Simultaneous radiotherapy followed by oral maintenance chemotherapy emerges as an elective therapeutic option for patients with locally advanced NPC. In this study, we observed that IC + CCRT + S-1 significantly enhanced DMFS and OS compared to IC + CCRT in the high-risk scoring group. Conversely, in the low-risk scoring group, IC + CCRT + S-1 did not yield superior DMFS and OS outcomes. This implies the necessity of maintenance therapy for stage IVA NPC in the high-risk scoring group, while low-risk patients may benefit from close clinical observation to avert over-treatment, thereby offering a valuable reference for the precise treatment of stage IVA NPC. Our study aligns with the objectives and conclusions of previous research, which aimed to identify high-risk groups that would benefit from adjuvant chemotherapy, with the goal of achieving personalized and less toxic treatment. However, our study distinguishes itself by incorporating a broader range of easily accessible clinical variables (e.g., PNI, NLR, EBV DNA) to enhance predictive accuracy, focusing specifically on stage IVA patients, and employing distinct endpoints, namely the occurrence of distant metastasis [18].

Inevitably, several limitations persist in retrospective studies. Firstly, inherent selectivity bias is unavoidable due to the retrospective nature of the study. Additionally, the availability of information on patient-specific characteristics is constrained by limitations in data sources. Secondly, the study was confined to data from a single center, necessitating validation with a diverse cohort from different centers to confirm the accuracy of the findings. Thirdly, potential bias may arise from variations in the choice of treatment regimen among different clinicians. Fourthly, we cannot guarantee the complete similarity in the distribution of relevant features between the training and validation sets. Finally, the applicability of the nomogram model to younger patients (< 18 years old) and regions with lower NPC incidence demands further validation.
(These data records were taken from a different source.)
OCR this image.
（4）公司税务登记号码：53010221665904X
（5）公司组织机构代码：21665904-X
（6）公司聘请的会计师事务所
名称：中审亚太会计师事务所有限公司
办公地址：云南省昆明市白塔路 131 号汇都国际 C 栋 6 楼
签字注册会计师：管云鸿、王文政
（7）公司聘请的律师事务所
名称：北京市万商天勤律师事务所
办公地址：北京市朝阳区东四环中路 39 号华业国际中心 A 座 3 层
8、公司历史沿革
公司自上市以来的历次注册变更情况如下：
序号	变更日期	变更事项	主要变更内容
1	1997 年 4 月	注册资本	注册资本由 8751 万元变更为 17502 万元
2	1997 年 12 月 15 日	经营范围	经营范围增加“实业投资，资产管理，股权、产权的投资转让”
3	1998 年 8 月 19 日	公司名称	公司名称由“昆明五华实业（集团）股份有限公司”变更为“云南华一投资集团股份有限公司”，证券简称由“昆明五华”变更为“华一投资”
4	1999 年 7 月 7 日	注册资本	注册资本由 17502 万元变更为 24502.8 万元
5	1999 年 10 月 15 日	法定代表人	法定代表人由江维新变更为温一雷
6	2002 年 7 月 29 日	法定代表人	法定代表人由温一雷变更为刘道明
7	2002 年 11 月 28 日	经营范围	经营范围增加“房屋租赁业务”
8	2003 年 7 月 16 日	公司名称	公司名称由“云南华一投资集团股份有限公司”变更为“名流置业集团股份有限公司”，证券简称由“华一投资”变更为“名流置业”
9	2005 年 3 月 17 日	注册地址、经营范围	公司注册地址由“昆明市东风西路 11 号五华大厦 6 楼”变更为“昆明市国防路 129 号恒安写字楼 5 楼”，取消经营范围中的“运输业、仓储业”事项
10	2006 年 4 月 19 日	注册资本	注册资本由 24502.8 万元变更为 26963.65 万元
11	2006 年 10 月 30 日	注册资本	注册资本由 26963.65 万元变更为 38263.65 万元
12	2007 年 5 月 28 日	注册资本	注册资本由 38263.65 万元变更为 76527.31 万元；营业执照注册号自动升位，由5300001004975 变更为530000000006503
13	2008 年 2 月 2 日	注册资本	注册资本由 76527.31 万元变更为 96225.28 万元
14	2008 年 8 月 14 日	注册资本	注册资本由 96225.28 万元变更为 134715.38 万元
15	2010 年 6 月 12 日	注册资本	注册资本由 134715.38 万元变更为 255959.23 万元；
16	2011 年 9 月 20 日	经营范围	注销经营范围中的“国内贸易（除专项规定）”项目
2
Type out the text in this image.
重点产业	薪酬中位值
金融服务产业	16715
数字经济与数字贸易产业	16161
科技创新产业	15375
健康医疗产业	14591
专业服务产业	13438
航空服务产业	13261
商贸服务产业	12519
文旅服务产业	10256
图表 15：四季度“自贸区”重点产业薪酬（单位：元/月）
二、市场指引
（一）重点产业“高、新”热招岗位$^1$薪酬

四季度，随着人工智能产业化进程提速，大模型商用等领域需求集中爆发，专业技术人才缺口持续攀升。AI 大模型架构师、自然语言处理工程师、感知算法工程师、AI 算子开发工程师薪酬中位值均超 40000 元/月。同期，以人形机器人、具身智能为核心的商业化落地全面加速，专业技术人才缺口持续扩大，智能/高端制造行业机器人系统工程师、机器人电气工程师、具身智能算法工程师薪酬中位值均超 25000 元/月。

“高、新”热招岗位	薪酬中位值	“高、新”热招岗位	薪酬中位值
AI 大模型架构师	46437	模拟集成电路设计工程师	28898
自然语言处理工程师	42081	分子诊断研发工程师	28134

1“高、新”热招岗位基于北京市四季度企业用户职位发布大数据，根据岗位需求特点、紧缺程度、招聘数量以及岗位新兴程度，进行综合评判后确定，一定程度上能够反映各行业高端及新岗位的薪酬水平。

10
In terms of the specific limitations mentioned in the study, for patients with stage IVA/B NPC, the study indicates that the TPC induction regimen is more effective than the PF induction regimen, supporting the TPC regimen as the new standard regimen for induction chemotherapy in NPC [33]. The induction regimens for patients in our study were primarily GP and TP. Due to potential biases arising from individual heterogeneity, we did not include more personalized induction chemotherapy regimens. In future studies, we look forward to further promoting the TPC regimen’s clinical application and gradually improving and refining our predictive model.

Conclusions

Pre EBV DNA, NLR, PNI and N stage emerged as independent risk factors for DMFS in stage IVA NPC. In the context of IMRT, the nomogram developed in this study exhibits commendable accuracy and discriminative prowess in predicting distant metastasis for stage IVA NPC. Importantly, our nomogram can guide the utility of S-1 adjuvant chemotherapy, offering crucial guidance for selecting optimal treatment modalities for patients at high and low risk of distant metastasis in stage IVA NPC.